After delays caused by legal challenges, last year’s wildfires, a change in supplier, and extreme weather in Houston, Texas, the installation of a liner and completion of the extension at the Cache Creek landfill is finally going ahead, with work starting very soon.
“We needed to wait until winter was complete and the frost was out of the ground,” says Russ Black, president of Belkorp Environmental Services, the parent company of Wastech, which operates the landfill.
“There’s a small amount of final excavation work to do before we place the groundwater interception system below the liner.”

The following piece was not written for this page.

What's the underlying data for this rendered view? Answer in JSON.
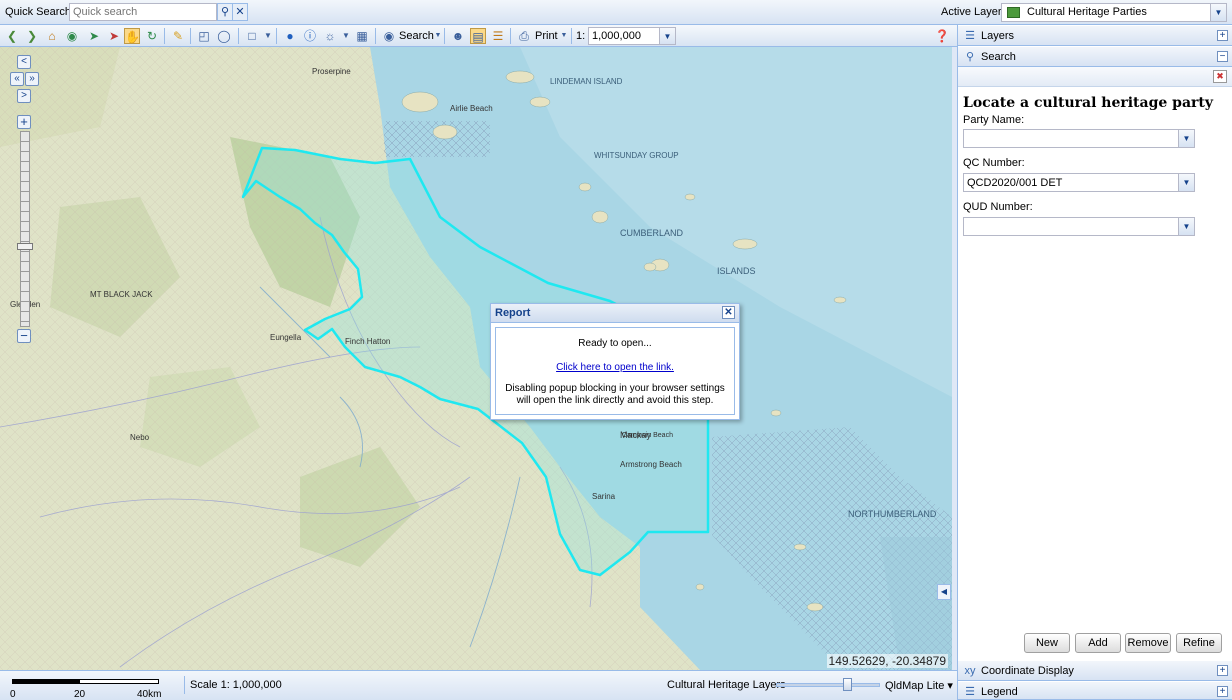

Black anticipates that the liner installation will start in late July or early August, and that it will take six weeks to complete the work. “Once you’re at that stage the work goes pretty quickly.”
The existing landfill reached capacity in 2016, and closed in December of that year. It had been hoped to have the landfill extension approved, and the liner installed, in 2017, but the project was delayed for several reasons, not least of them the need to find a new supplier for the liner.

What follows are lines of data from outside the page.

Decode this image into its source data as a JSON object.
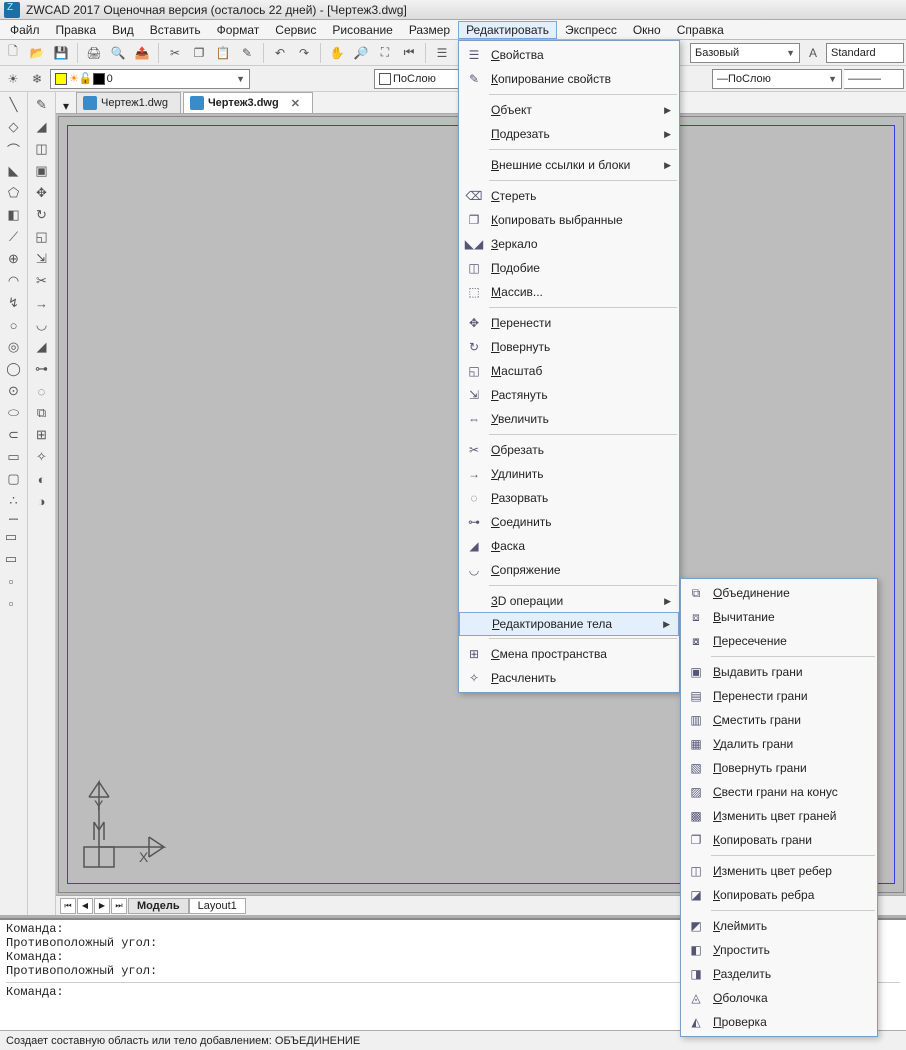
{
  "title": "ZWCAD 2017 Оценочная версия (осталось 22 дней) - [Чертеж3.dwg]",
  "menubar": [
    "Файл",
    "Правка",
    "Вид",
    "Вставить",
    "Формат",
    "Сервис",
    "Рисование",
    "Размер",
    "Редактировать",
    "Экспресс",
    "Окно",
    "Справка"
  ],
  "active_menu_index": 8,
  "layer_combo_prefix": "layer-state",
  "layer_value": "0",
  "bylayer1": "ПоСлою",
  "bylayer2": "ПоСлою",
  "base_style": "Базовый",
  "standard_style": "Standard",
  "doctabs": [
    {
      "label": "Чертеж1.dwg",
      "active": false
    },
    {
      "label": "Чертеж3.dwg",
      "active": true
    }
  ],
  "model_tabs": {
    "model": "Модель",
    "layout": "Layout1"
  },
  "cmd": {
    "l1": "Команда:",
    "l2": "Противоположный угол:",
    "l3": "Команда:",
    "l4": "Противоположный угол:",
    "prompt": "Команда:"
  },
  "status": "Создает составную область или тело добавлением:  ОБЪЕДИНЕНИЕ",
  "edit_menu": [
    {
      "t": "item",
      "label": "Свойства",
      "icon": "☰"
    },
    {
      "t": "item",
      "label": "Копирование свойств",
      "icon": "✎"
    },
    {
      "t": "sep"
    },
    {
      "t": "sub",
      "label": "Объект"
    },
    {
      "t": "sub",
      "label": "Подрезать"
    },
    {
      "t": "sep"
    },
    {
      "t": "sub",
      "label": "Внешние ссылки и блоки"
    },
    {
      "t": "sep"
    },
    {
      "t": "item",
      "label": "Стереть",
      "icon": "⌫"
    },
    {
      "t": "item",
      "label": "Копировать выбранные",
      "icon": "❐"
    },
    {
      "t": "item",
      "label": "Зеркало",
      "icon": "◣◢"
    },
    {
      "t": "item",
      "label": "Подобие",
      "icon": "◫"
    },
    {
      "t": "item",
      "label": "Массив...",
      "icon": "⬚"
    },
    {
      "t": "sep"
    },
    {
      "t": "item",
      "label": "Перенести",
      "icon": "✥"
    },
    {
      "t": "item",
      "label": "Повернуть",
      "icon": "↻"
    },
    {
      "t": "item",
      "label": "Масштаб",
      "icon": "◱"
    },
    {
      "t": "item",
      "label": "Растянуть",
      "icon": "⇲"
    },
    {
      "t": "item",
      "label": "Увеличить",
      "icon": "⇔"
    },
    {
      "t": "sep"
    },
    {
      "t": "item",
      "label": "Обрезать",
      "icon": "✂"
    },
    {
      "t": "item",
      "label": "Удлинить",
      "icon": "→"
    },
    {
      "t": "item",
      "label": "Разорвать",
      "icon": "◌"
    },
    {
      "t": "item",
      "label": "Соединить",
      "icon": "⊶"
    },
    {
      "t": "item",
      "label": "Фаска",
      "icon": "◢"
    },
    {
      "t": "item",
      "label": "Сопряжение",
      "icon": "◡"
    },
    {
      "t": "sep"
    },
    {
      "t": "sub",
      "label": "3D операции"
    },
    {
      "t": "sub",
      "label": "Редактирование тела",
      "hover": true
    },
    {
      "t": "sep"
    },
    {
      "t": "item",
      "label": "Смена пространства",
      "icon": "⊞"
    },
    {
      "t": "item",
      "label": "Расчленить",
      "icon": "✧"
    }
  ],
  "solid_submenu": [
    {
      "t": "item",
      "label": "Объединение",
      "icon": "⧉"
    },
    {
      "t": "item",
      "label": "Вычитание",
      "icon": "⧈"
    },
    {
      "t": "item",
      "label": "Пересечение",
      "icon": "⧇"
    },
    {
      "t": "sep"
    },
    {
      "t": "item",
      "label": "Выдавить грани",
      "icon": "▣"
    },
    {
      "t": "item",
      "label": "Перенести грани",
      "icon": "▤"
    },
    {
      "t": "item",
      "label": "Сместить грани",
      "icon": "▥"
    },
    {
      "t": "item",
      "label": "Удалить грани",
      "icon": "▦"
    },
    {
      "t": "item",
      "label": "Повернуть грани",
      "icon": "▧"
    },
    {
      "t": "item",
      "label": "Свести грани на конус",
      "icon": "▨"
    },
    {
      "t": "item",
      "label": "Изменить цвет граней",
      "icon": "▩"
    },
    {
      "t": "item",
      "label": "Копировать грани",
      "icon": "❐"
    },
    {
      "t": "sep"
    },
    {
      "t": "item",
      "label": "Изменить цвет ребер",
      "icon": "◫"
    },
    {
      "t": "item",
      "label": "Копировать ребра",
      "icon": "◪"
    },
    {
      "t": "sep"
    },
    {
      "t": "item",
      "label": "Клеймить",
      "icon": "◩"
    },
    {
      "t": "item",
      "label": "Упростить",
      "icon": "◧"
    },
    {
      "t": "item",
      "label": "Разделить",
      "icon": "◨"
    },
    {
      "t": "item",
      "label": "Оболочка",
      "icon": "◬"
    },
    {
      "t": "item",
      "label": "Проверка",
      "icon": "◭"
    }
  ]
}
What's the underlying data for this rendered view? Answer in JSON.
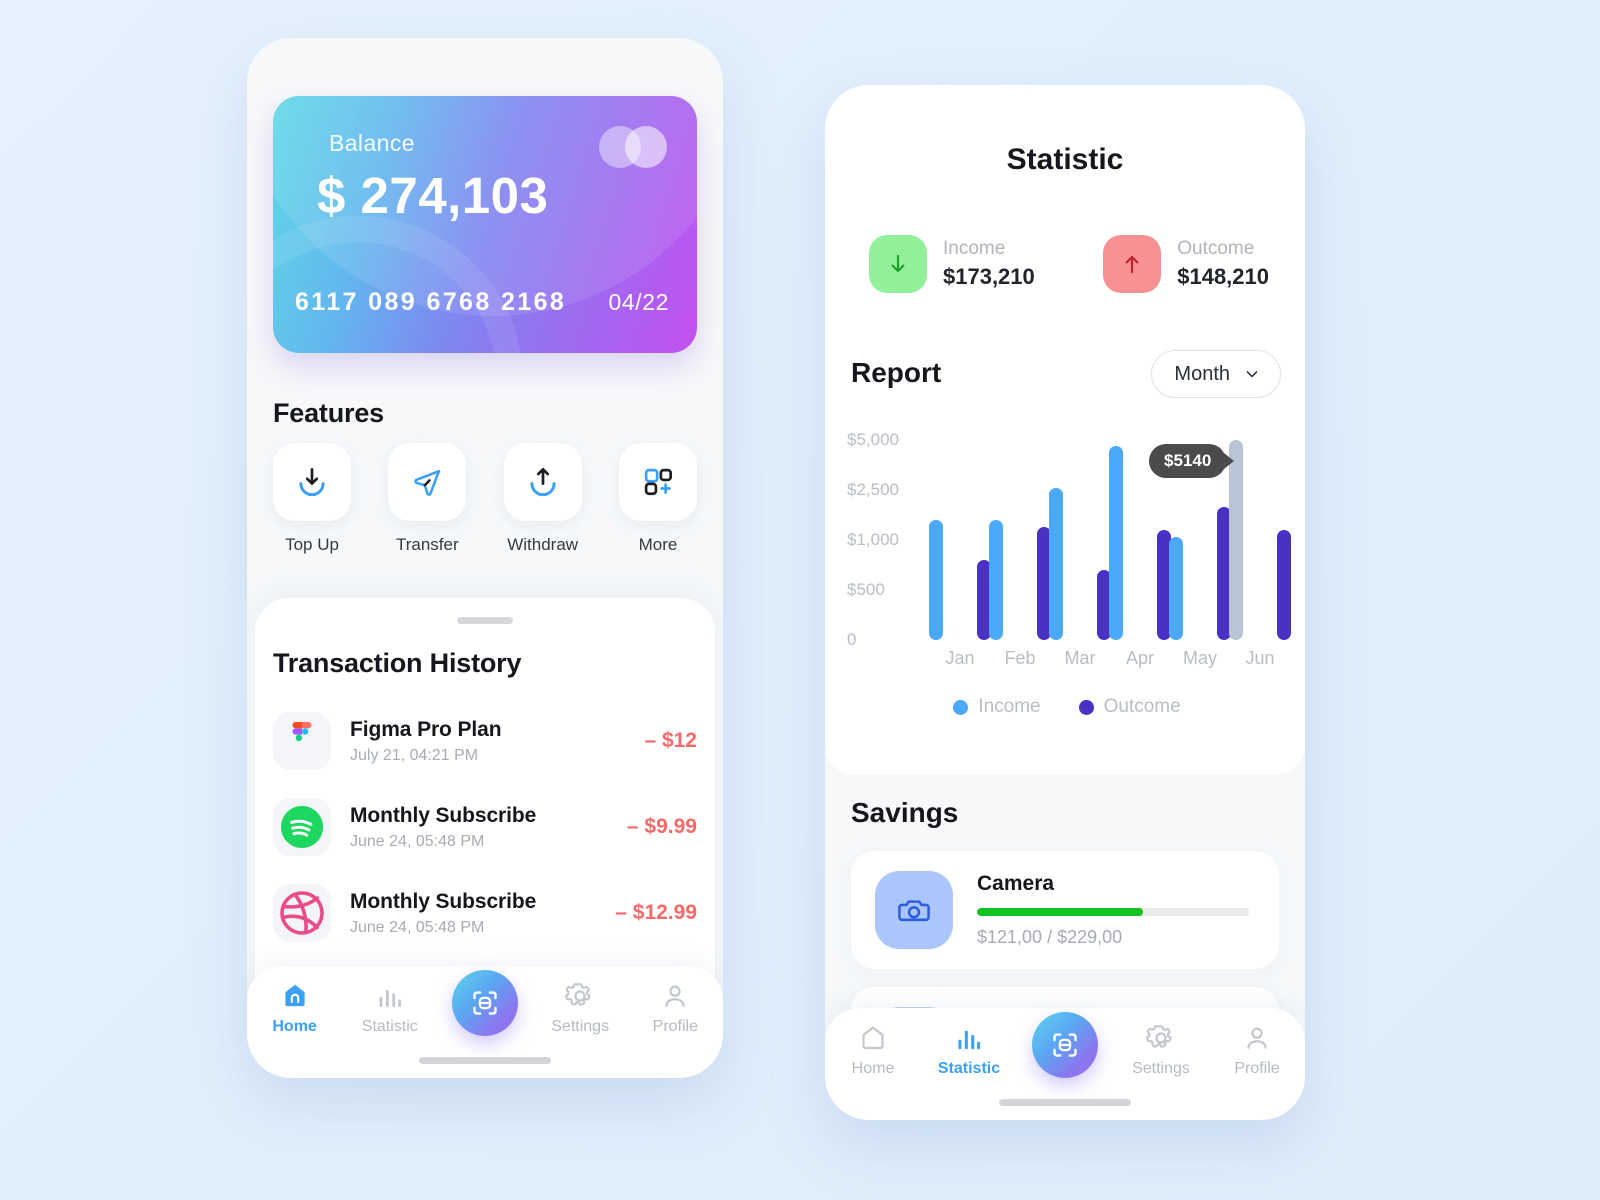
{
  "theme": {
    "accent": "#3ba0f8",
    "income_color": "#4ca8fb",
    "outcome_color": "#4a31c4",
    "muted_bar_color": "#b9c5d4",
    "negative_color": "#f76a6a",
    "progress_color": "#17c11d",
    "page_background": "#e2effc"
  },
  "home": {
    "card": {
      "balance_label": "Balance",
      "balance_amount": "$ 274,103",
      "card_number": "6117 089 6768 2168",
      "expiry": "04/22"
    },
    "features_title": "Features",
    "features": [
      {
        "label": "Top Up",
        "icon": "download-arrow-icon"
      },
      {
        "label": "Transfer",
        "icon": "send-paper-plane-icon"
      },
      {
        "label": "Withdraw",
        "icon": "upload-arrow-icon"
      },
      {
        "label": "More",
        "icon": "grid-plus-icon"
      }
    ],
    "transactions_title": "Transaction History",
    "transactions": [
      {
        "name": "Figma Pro Plan",
        "date": "July 21, 04:21 PM",
        "amount": "– $12",
        "icon": "figma-logo-icon"
      },
      {
        "name": "Monthly Subscribe",
        "date": "June 24, 05:48 PM",
        "amount": "– $9.99",
        "icon": "spotify-logo-icon"
      },
      {
        "name": "Monthly Subscribe",
        "date": "June 24, 05:48 PM",
        "amount": "– $12.99",
        "icon": "dribbble-logo-icon"
      }
    ],
    "nav": {
      "active": "Home",
      "items": [
        {
          "label": "Home",
          "icon": "home-icon"
        },
        {
          "label": "Statistic",
          "icon": "bar-chart-icon"
        },
        {
          "label": "",
          "icon": "scan-icon"
        },
        {
          "label": "Settings",
          "icon": "gear-icon"
        },
        {
          "label": "Profile",
          "icon": "person-icon"
        }
      ]
    }
  },
  "statistic": {
    "title": "Statistic",
    "summary": [
      {
        "label": "Income",
        "value": "$173,210",
        "icon": "arrow-down-icon",
        "box_color": "#93f09a",
        "arrow_color": "#19a32a"
      },
      {
        "label": "Outcome",
        "value": "$148,210",
        "icon": "arrow-up-icon",
        "box_color": "#f79193",
        "arrow_color": "#c0222a"
      }
    ],
    "report_title": "Report",
    "period_selector": {
      "value": "Month",
      "icon": "chevron-down-icon"
    },
    "savings_title": "Savings",
    "savings": [
      {
        "name": "Camera",
        "current": "$121,00",
        "target": "$229,00",
        "progress_text": "$121,00 / $229,00",
        "progress_pct": 61,
        "icon": "camera-icon"
      }
    ],
    "nav": {
      "active": "Statistic",
      "items": [
        {
          "label": "Home",
          "icon": "home-icon"
        },
        {
          "label": "Statistic",
          "icon": "bar-chart-icon"
        },
        {
          "label": "",
          "icon": "scan-icon"
        },
        {
          "label": "Settings",
          "icon": "gear-icon"
        },
        {
          "label": "Profile",
          "icon": "person-icon"
        }
      ]
    }
  },
  "chart_data": {
    "type": "bar",
    "title": "Report",
    "xlabel": "",
    "ylabel": "",
    "categories": [
      "Jan",
      "Feb",
      "Mar",
      "Apr",
      "May",
      "Jun"
    ],
    "ytick_labels": [
      "$5,000",
      "$2,500",
      "$1,000",
      "$500",
      "0"
    ],
    "ylim": [
      0,
      5140
    ],
    "grid": false,
    "legend_position": "bottom-center",
    "annotation": {
      "text": "$5140",
      "attached_to": "Jun / Income"
    },
    "highlighted_bar": {
      "category": "Jun",
      "series": "Income"
    },
    "series": [
      {
        "name": "Income",
        "color": "#4ca8fb",
        "values": [
          1600,
          1600,
          2600,
          4700,
          1100,
          5140
        ]
      },
      {
        "name": "Outcome",
        "color": "#4a31c4",
        "values": [
          800,
          1400,
          700,
          1300,
          2000,
          1300
        ]
      }
    ]
  }
}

“We were happy with the alternative bid for the liner,” says Black. “Our engineers are satisfied that it meets the specifications of the original supplier. The new supplier passed all the tests, but they took time.” Matters were further delayed when the new supplier’s facilities were affected by Hurricane Harvey in August 2017.
“It would have been nice not to have hurricanes and floods in Houston last year, otherwise the extension would be up and running right now,” says Cache Creek mayor John Ranta. “But it is what it is. We’ve been waiting for this decision of Belkorp, and we’re very excited to know there’s a realistic potential to have the extension completed soon.”

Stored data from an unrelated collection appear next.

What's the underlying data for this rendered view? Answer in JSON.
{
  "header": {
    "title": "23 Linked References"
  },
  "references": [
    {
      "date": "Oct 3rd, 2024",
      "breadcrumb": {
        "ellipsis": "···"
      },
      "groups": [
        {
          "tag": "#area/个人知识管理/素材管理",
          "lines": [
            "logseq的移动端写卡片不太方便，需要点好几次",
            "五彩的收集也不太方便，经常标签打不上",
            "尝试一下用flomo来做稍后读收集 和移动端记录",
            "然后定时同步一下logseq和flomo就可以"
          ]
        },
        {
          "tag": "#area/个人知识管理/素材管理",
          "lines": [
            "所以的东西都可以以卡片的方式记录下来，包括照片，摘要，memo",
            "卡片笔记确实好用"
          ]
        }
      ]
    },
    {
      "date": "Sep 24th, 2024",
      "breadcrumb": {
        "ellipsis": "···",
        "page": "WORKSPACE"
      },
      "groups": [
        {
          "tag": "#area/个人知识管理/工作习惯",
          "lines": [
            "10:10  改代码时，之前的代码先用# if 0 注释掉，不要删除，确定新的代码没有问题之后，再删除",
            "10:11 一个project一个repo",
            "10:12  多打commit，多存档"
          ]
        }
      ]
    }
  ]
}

Black says that as each phase of construction of the liner takes place it is tested for quality assurance, to make sure no damage has been done during placement of the liner’s two layers.
“We do two leak detection tests for each layer, so four in all, to test the seams. One test is done after the layer is put in place, when it is bare and being welded together. Then, when the protective layer is put in place, there’s another leak test to make sure there’s no leakage due to damage caused during construction.”
If all goes according to plan, the landfill extension will be ready to accept municipal solid waste (MSW) by September/October of 2018. Curbside MSW collected in Cache Creek, Ashcroft, Logan Lake, Clinton, Lytton, and 70 Mile will be taken directly to the landfill, but residents of the area will still have to take any personal residential waste to the transfer station operated by the Thompson-Nicola Regional District at the site, which will be remaining after the extension is up and running. From there the waste will be taken to the landfill.
Asked if the landfill has any other clients lined up, Ranta says that is still “a work in progress”. The landfill extension has the capacity to accept up to 300,000 tonnes of waste annually.
Black says that during construction there will be 10 to 20 people employed at the site through September. Once the extension is operational he says that the number of people working there will be dependent on volume. “If it’s small then there will be two to 10 people there, but once it’s at full operation [300,000 tonnes] it would employ 20 or so people.”
Ranta says that “The landfill benefits the Bonaparte Band, the Ashcroft Band, and the Villages of Ashcroft and Cache Creek because of royalty sharing, but that’s not the key thing. The re-establishment of the landfill is about stability. It provides well-paying jobs for people in the area, and provides stability for communities in our area.”
Black says that the fires in the area last year were emotional for everyone. “They had a huge impact on local businesses, including us, and were a big setback, but we’re excited for the opportunity to be back in business this year.”